Full table export performance degradation over time
Hello,
I have a background job that exports a full table on vertica given a set of user supplied filters. I am noticing that as the export continues further and further down the table, the query times get longer and longer.
I am paginating the result set with LIMIT and OFFSET, doing some processing, then writing to a file. Does anyone have any suggestions as to why this is happening and what I can do to fix it?
Thanks.
0
Comments
Hi,
There is not really dateails on how you export the file, are you doing vsq -c "select... "> file.txt ? or are you using a tool to do that?
If you are doing a select * from ... to export all the data is moved to the initator and this node has to write it and can be a lot of traffic and that initiator at the end is your bottle neck. There is free UDx in the market place that helps to export data and what it does is that each node export the data that it has and it is much more efficient. This is the link to the function if you are intrested
https://marketplace.saas.hpe.com/big-data/content/parallel-export
if I did not understand the problem, let me know,
Eugenia
Basically we were manually paginating between the results which what was determined to be the issue. We have switched to using the vsql > export.txt approach since then which is MUCH better.

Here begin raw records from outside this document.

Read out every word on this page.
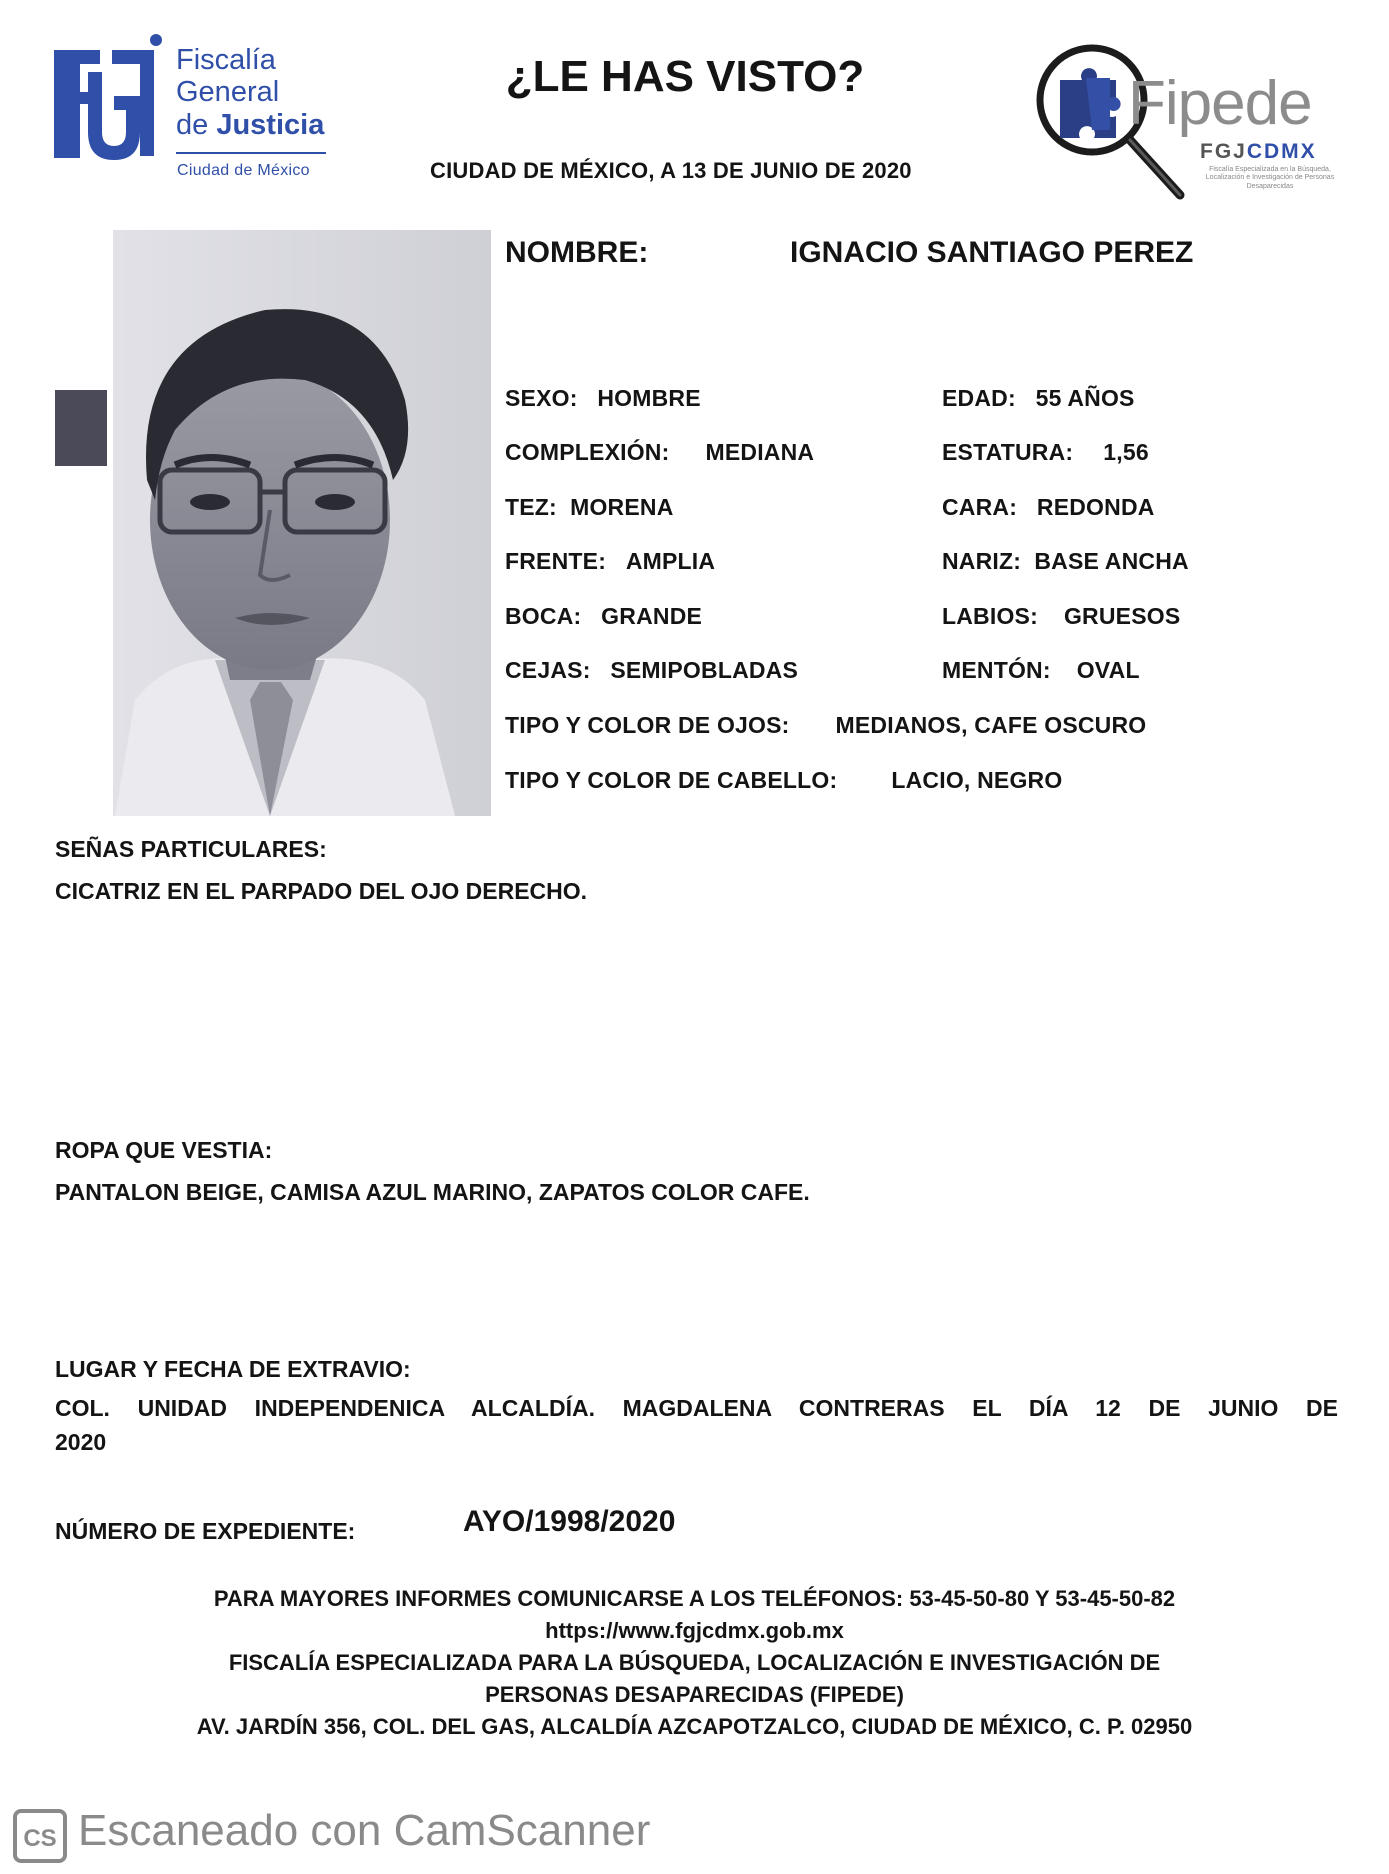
Fiscalía
General
de Justicia
Ciudad de México
¿LE HAS VISTO?
CIUDAD DE MÉXICO, A 13 DE JUNIO DE 2020
Fipede
FGJCDMX
Fiscalía Especializada en la Búsqueda, Localización e Investigación de Personas Desaparecidas
NOMBRE:	IGNACIO SANTIAGO PEREZ
SEXO: HOMBRE
COMPLEXIÓN: MEDIANA
TEZ: MORENA
FRENTE: AMPLIA
BOCA: GRANDE
CEJAS: SEMIPOBLADAS
EDAD: 55 AÑOS
ESTATURA: 1,56
CARA: REDONDA
NARIZ: BASE ANCHA
LABIOS: GRUESOS
MENTÓN: OVAL
TIPO Y COLOR DE OJOS: MEDIANOS, CAFE OSCURO
TIPO Y COLOR DE CABELLO: LACIO, NEGRO
SEÑAS PARTICULARES:
CICATRIZ EN EL PARPADO DEL OJO DERECHO.
ROPA QUE VESTIA:
PANTALON BEIGE, CAMISA AZUL MARINO, ZAPATOS COLOR CAFE.
LUGAR Y FECHA DE EXTRAVIO:
COL. UNIDAD INDEPENDENICA ALCALDÍA. MAGDALENA CONTRERAS EL DÍA 12 DE JUNIO DE 2020
NÚMERO DE EXPEDIENTE:	AYO/1998/2020
PARA MAYORES INFORMES COMUNICARSE A LOS TELÉFONOS: 53-45-50-80 Y 53-45-50-82
https://www.fgjcdmx.gob.mx
FISCALÍA ESPECIALIZADA PARA LA BÚSQUEDA, LOCALIZACIÓN E INVESTIGACIÓN DE
PERSONAS DESAPARECIDAS (FIPEDE)
AV. JARDÍN 356, COL. DEL GAS, ALCALDÍA AZCAPOTZALCO, CIUDAD DE MÉXICO, C. P. 02950
CS Escaneado con CamScanner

I will look at this parallel export though, this could speed things up even further!
Thank you
Hi Eugenia,
This comment looks a lot like my posting here:
https://community.dev.hpe.com/t5/Vertica-Forum/HP-Vertica-Parallel-Export-Is-it-recommended/m-p/238075/highlight/true#M13945
If this is the fastest way to safely export large tables, then I will try this out. However, if this is deprecated, and there is a better option, I'd love to know.
- David